Tár é um filme sobre uma pessoa horrível cometendo atos deploráveis, mas ainda assim comprometida com sua arte. Não é uma justificativa, mas uma representação de que a arte é feita certas vezes dentro de um espaço amoral e antiético.
Uma pessoa horrível pode ser um artista formidável. Quase sempre é. A arte não serve para amenizar isso e é justamente essa contradição que faz com que certas obras sejam tão atordoantes.
No caso da literatura brasileira de hoje há uma dupla cobrança:
O autor precisa defender uma causa ou sentido.
O autor precisa ser ele mesmo parte da causa defendida ou pelo menos se colocar num “lugar seguro de fala”.
Me ocorreu um caso curioso. No ano passado, enquanto o projeto do meu livro ainda estava em andamento, enviei a uma colega alguns textos para análise. Algumas semanas depois recebi suas impressões e uma me chamou a atenção: a recomendação de que um conto não soava bem pois eu, enquanto homem branco, não tinha lugar da fala para representar uma personagem negra.
A personagem fora inspirada em minha mãe e o conto era parte da minha experiência como filho branco de uma mulher negra.
O conto não tentava reparar nada, justificar, orientar, definir ou apaziguar nada. Era apenas um pedaço obscuro da minha memória.
A colega fez a crítica com a melhor das intensões, mas o mais estranho para ela foi perceber que eu não queria dizer nada além do que já havia sido dito. Eu não queria e não quero usar a minha escrita para reparar qualquer dano sofrido a ninguém porque não é para isso que eu escrevo. Eu não escrevo pensando em consertar nada, nem no mundo, nem em mim. Há quem escreva para isso e há quem não escreva e as duas formas são boas. Nem sempre a literatura precisa fazer parte de um projeto coletivo de reparação.
Em seu ensaio “Sobre o estilo”, Susan Sontag discorre sobre o problema da arte comprometida unicamente com as regras do sentido (moral, social, histórico). Segundo ela:
“Uma obra de arte, na medida em que é obra de arte, não pode – quaisquer que sejam as intenções pessoais do artista – defender coisa alguma. Os maiores artistas atingem uma neutralidade sublime.”

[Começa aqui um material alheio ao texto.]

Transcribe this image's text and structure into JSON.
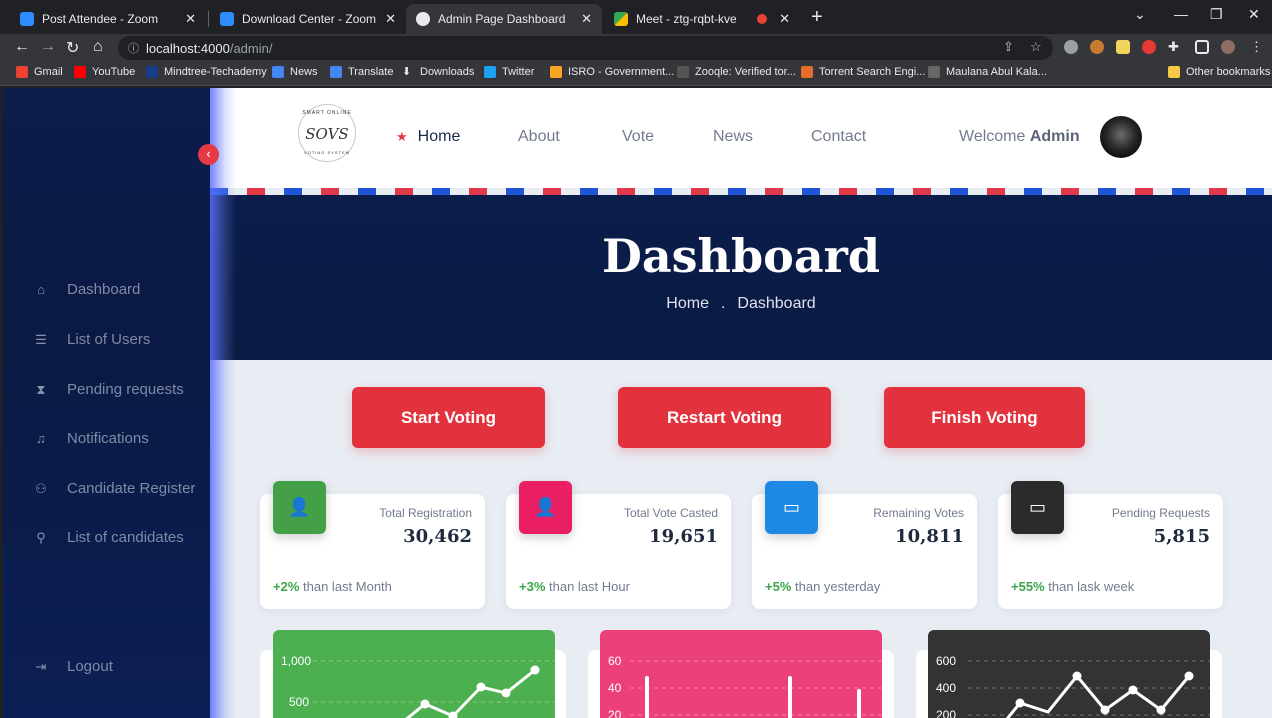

A ideia de uma neutralidade sublime apavora o autor brasileiro moderno. Não falo de uma neutralidade do tipo “nem de direita, nem de esquerda”, mas da neutralidade de não esperar que a arte sempre diga algo claro. A neutralidade de deixar ao leitor parte do trabalho da obra, de não colorir todas as lacunas do texto com alguma “reflexão”, de não pensar que o texto seja uma coleção de frases perfeitas para as redes sociais.
Certas obras tornam-se revolucionárias justamente por conta dessa zona cinza, dessa insegurança lógica nascida num terreno nebuloso entre o bem e o mal onde não há uma moral piscando em letras garrafais a todo momento.
De algum modo se tornou transgressor escrever sobre sentimentos e não sobre objetivos. De algum modo a literatura ancorada apenas em uma palavra depois da outra nos parece incômoda e ousada. De algum modo mudar o mundo através da literatura se tornou uma coisa cansativa. Pelo menos pra mim.
Sim, a literatura pode ser um jeito de reparar injustiças históricas.
Sim, a literatura pode abraçar causas e sentidos importantes.
Mas a arte, como diz Susan Sontag, não precisa defender nada para ser arte. E a literatura pode ser engajada socialmente e ainda assim medíocre. O problema é não poder separar isso.
E mais: o problema é não criarmos uma literatura sem motivo, sem tema, sem outro propósito senão ser literatura.
Susan atacou o problema em outro ensaio colossal. Em “Contra a interpretação”, seu trabalho mais conhecido, ela defende o direito da arte ser apenas o que se apresenta. Um quadro é um quadro, um filme é um filme, um romance é um romance. Não se trata de uma redução, mas de criar um modo de ver a arte sem que haja a obrigação de um sentido social/histórico.
Por medo da frivolidade muitos autores ocultam em suas obras novos sentidos, como um tesouro que só será descoberto através do exercício interpretativo.
Capitu e Diadorim são os exemplos mais famosos da literatura brasileira quando se trata de ambiguidade. São personagens dúbios não por causa de um sentido oculto, mas porque representam a ambiguidade em si mesma. O ambíguo é desestabilizador, tal qual a vida, tal qual a arte.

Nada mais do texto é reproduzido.